Claude Debusy (1862-1918)
Ibéria
1. Par les rues et par les chemins (In the streets and byways)
2. Les Parfumes de la nuit (Perfumes of the night)
3. Le matin d'un jour de fête (The morning of a festival day)
When Debussy composed Ibéria, the central part of his orchestral triptych Images (and the first to be written), he was at a turning point in his life. The notoriety that characterised his early successes had become international fame with the first productions of his opera Pelléas et Mélisande in 1902. The cult of “Debussyism” reached its peak, and scandal was replaced by expectation.
As is often the case, success was to be swiftly followed by a backlash. Those who had championed his earlier work found his new music staid in comparison. Those who had always considered his style to be a threat to the very foundations of all musical orthodoxy found more grist to their mill.

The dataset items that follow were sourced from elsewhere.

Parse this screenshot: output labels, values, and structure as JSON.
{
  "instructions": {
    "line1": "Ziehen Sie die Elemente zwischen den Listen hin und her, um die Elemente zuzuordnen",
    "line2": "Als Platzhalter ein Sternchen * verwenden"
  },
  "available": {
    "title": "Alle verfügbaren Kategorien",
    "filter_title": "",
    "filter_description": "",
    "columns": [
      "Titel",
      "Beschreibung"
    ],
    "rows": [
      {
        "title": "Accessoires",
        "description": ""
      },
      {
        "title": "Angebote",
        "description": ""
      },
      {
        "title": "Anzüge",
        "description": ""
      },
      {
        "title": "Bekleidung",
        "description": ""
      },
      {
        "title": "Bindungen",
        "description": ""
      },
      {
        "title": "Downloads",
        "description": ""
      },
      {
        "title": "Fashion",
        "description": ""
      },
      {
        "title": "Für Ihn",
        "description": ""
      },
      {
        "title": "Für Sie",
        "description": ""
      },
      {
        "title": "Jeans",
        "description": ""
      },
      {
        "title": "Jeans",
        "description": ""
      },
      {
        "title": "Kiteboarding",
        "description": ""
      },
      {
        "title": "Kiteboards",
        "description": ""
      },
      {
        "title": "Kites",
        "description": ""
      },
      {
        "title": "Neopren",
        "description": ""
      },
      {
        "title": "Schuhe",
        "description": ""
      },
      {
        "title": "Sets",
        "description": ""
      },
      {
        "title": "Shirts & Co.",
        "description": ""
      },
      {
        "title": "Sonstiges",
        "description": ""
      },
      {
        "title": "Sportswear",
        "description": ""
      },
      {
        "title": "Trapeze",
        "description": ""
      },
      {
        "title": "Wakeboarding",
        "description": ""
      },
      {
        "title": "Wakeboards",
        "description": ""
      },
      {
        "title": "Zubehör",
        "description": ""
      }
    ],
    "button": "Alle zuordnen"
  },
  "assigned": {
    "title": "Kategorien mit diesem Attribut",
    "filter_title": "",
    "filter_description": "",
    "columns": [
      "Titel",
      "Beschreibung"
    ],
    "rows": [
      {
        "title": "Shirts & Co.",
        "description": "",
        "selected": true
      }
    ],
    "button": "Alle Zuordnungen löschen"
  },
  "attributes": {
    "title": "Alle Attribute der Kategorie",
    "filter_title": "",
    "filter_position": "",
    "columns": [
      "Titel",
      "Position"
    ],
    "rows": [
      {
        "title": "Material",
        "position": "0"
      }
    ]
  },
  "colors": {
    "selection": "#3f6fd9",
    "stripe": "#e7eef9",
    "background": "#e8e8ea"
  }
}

Shortly after he completed Ibéria in December 1909, Debussy exhibited the first symptoms of the cancer that would eventually kill him. In June 1912 his transformation from enfant terrible to yesterday’s man was brought home forcefully to him when he sat at the piano with the young Igor Stravinsky and played through the piano score of The Rite of Spring.
Some say that Images betrays a falling off of inspiration. This is unfair. Ibéria, in particular, shows off Debussy’s masterly and original way with an orchestra to the full, including what is for him an unusually unrestrained percussion section. Debussy had a strong mystical streak, which came from his involvement with the Symbolist movement. One of the aims of the Symbolists was to create art so evocative that it actually becomes the thing it depicts. In his attempt to achieve this, Debussy jettisoned traditional ideas of musical structure and form. A letter he wrote to a friend reveals something of what he aimed at: “You can’t imagine how naturally the transition works between ‘Parfums de la nuit’ and ‘Le matin d’un jour de fête’. It sounds as though it’s improvised.”